Tuesday, March 14, 2006

Captain Chirps Update

From the Department of Health & Human Services, via Double H:

We are in a race. We are in a race against a fast moving virulent virus with the potential to cause an influenza pandemic. In November when President Bush announced the National Strategy for Pandemic Influenza, the highly pathogenic H5N1 avian flu virus was confirmed in birds in 16 countries. It was known to have infected 122 people and 62 – half of those infected – died. Today, four months later, H5N1 has spread to 37 nations on three continents; 175 people have been infected and 96 of them have died. To date, most of those people were exposed to infected poultry. Fortunately, there has been no sustained human-to-human transmission of the disease, but the rapid spread of H5N1 is reason for concern.
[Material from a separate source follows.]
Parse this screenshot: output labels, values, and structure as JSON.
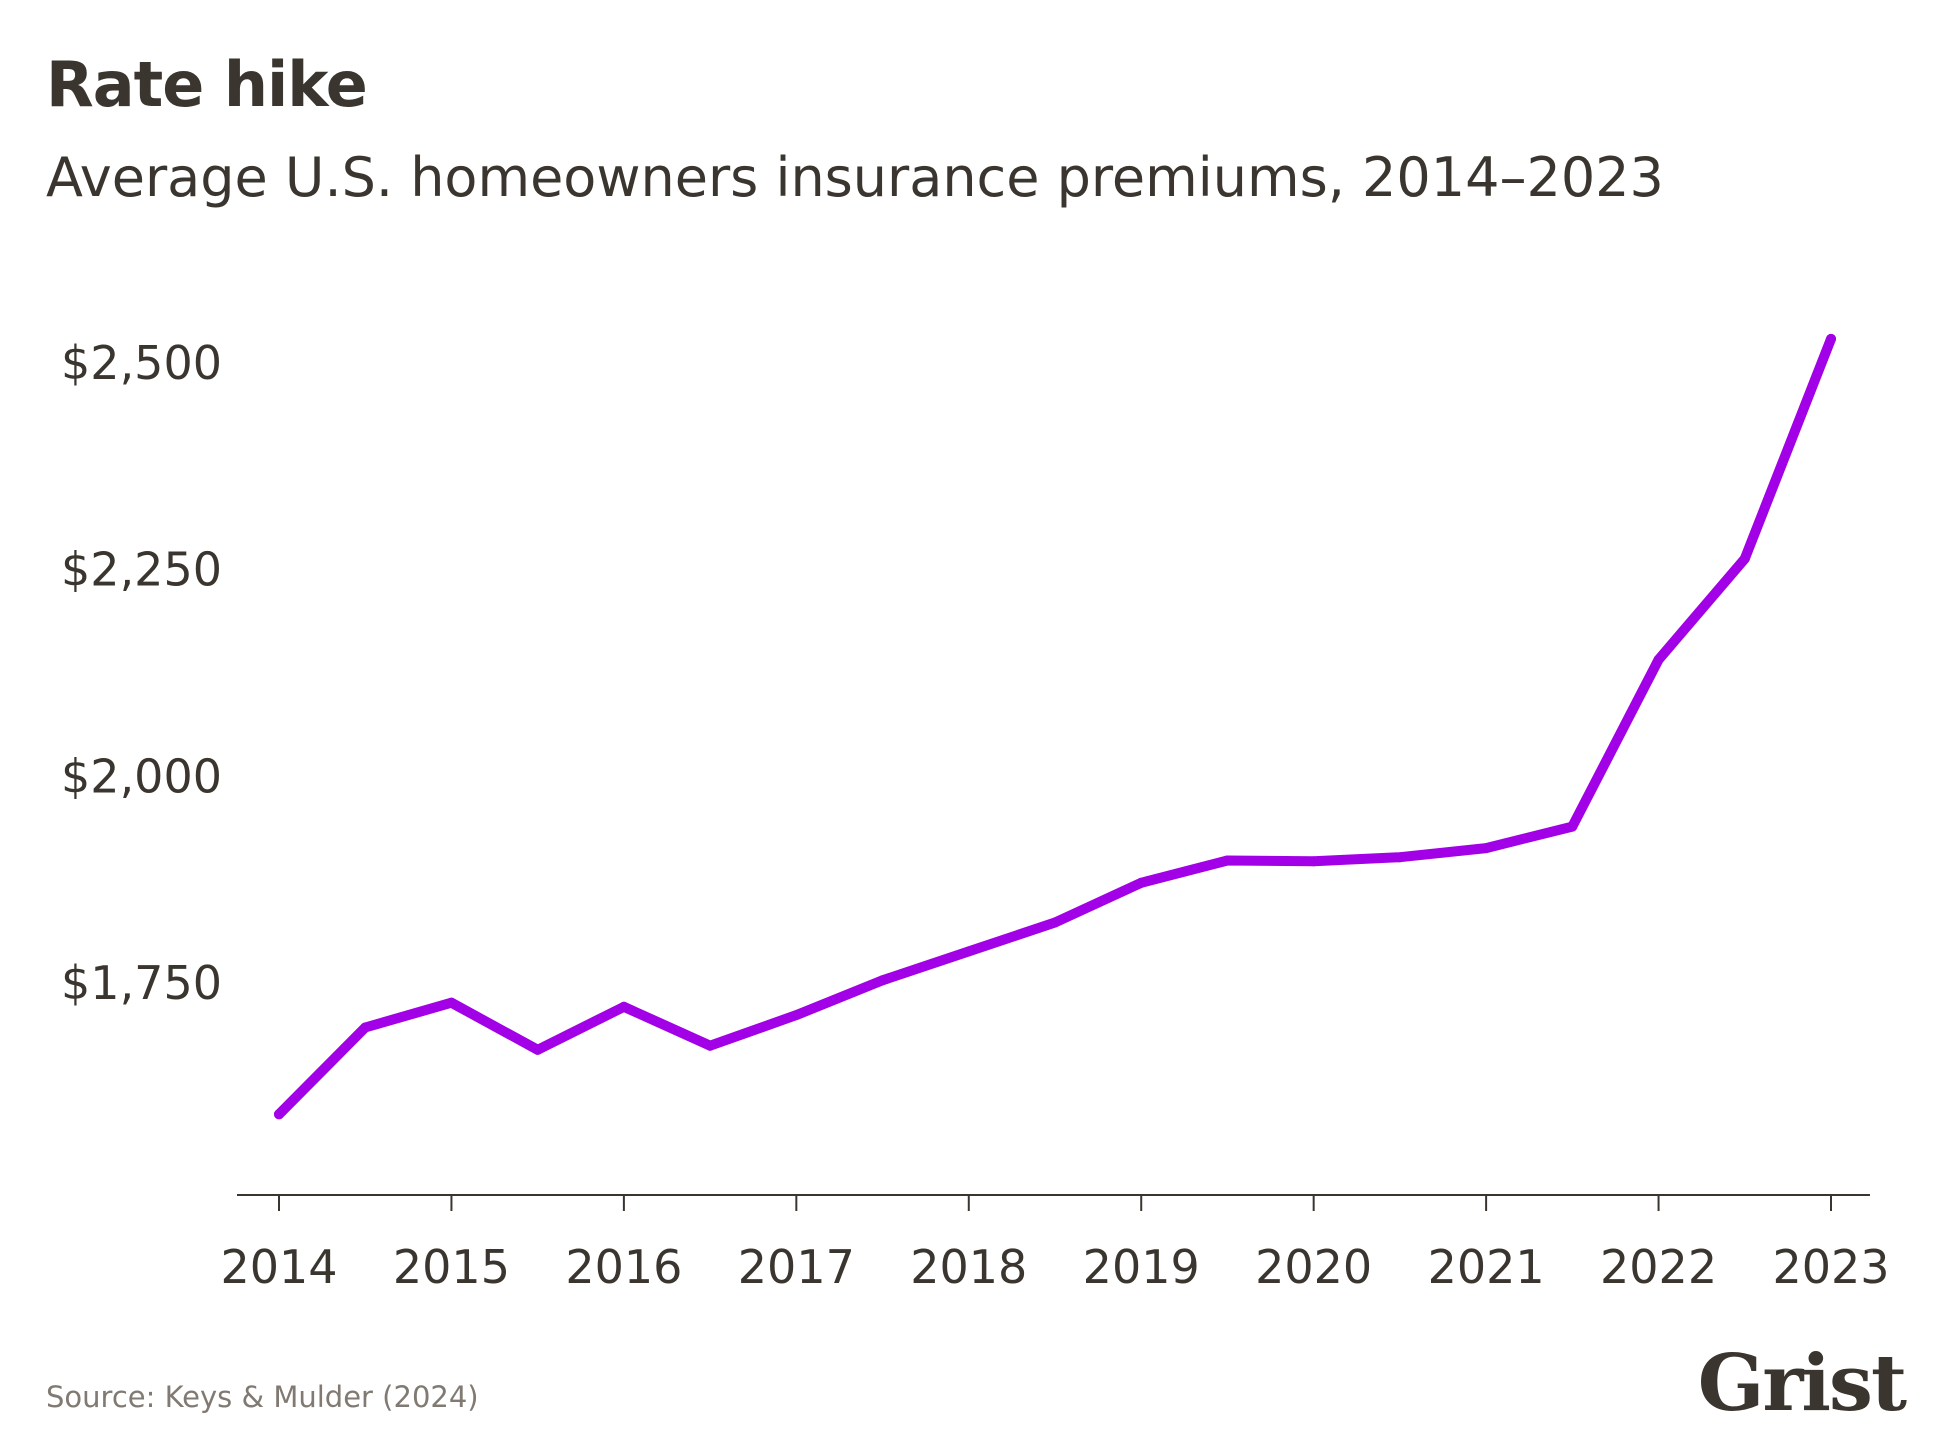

We are in a race, a race against a quick changing virus, for H5N1 has not only spread, it has evolved. There are now two main variants, or clades, of H5N1 and it is this second, newer clade that is spreading across western Asia into Europe, the Middle East and Africa. This second clade has killed over 60% of those it is known to have infected.

The "tick, tick, tick" motif may be a bit 24-esque, and the sample population of bird flu contractees isn't statistically significant enough yet to make the 50-60% mortality rate a hard and fast expectation, but it does seem like it's just a matter of time until the other shoe of human-to-human communicability falls. And if/when it does, and the death rate is half or even a quarter of what it has been thus far....

I guess we'd all better practice holding our breath indefinitely.

UPDATE: NRO has a Captain Chirps symposium today whose overall anxiety level is mixed at best. Still, it seems to me that it's better to be safe than sorry - or dead.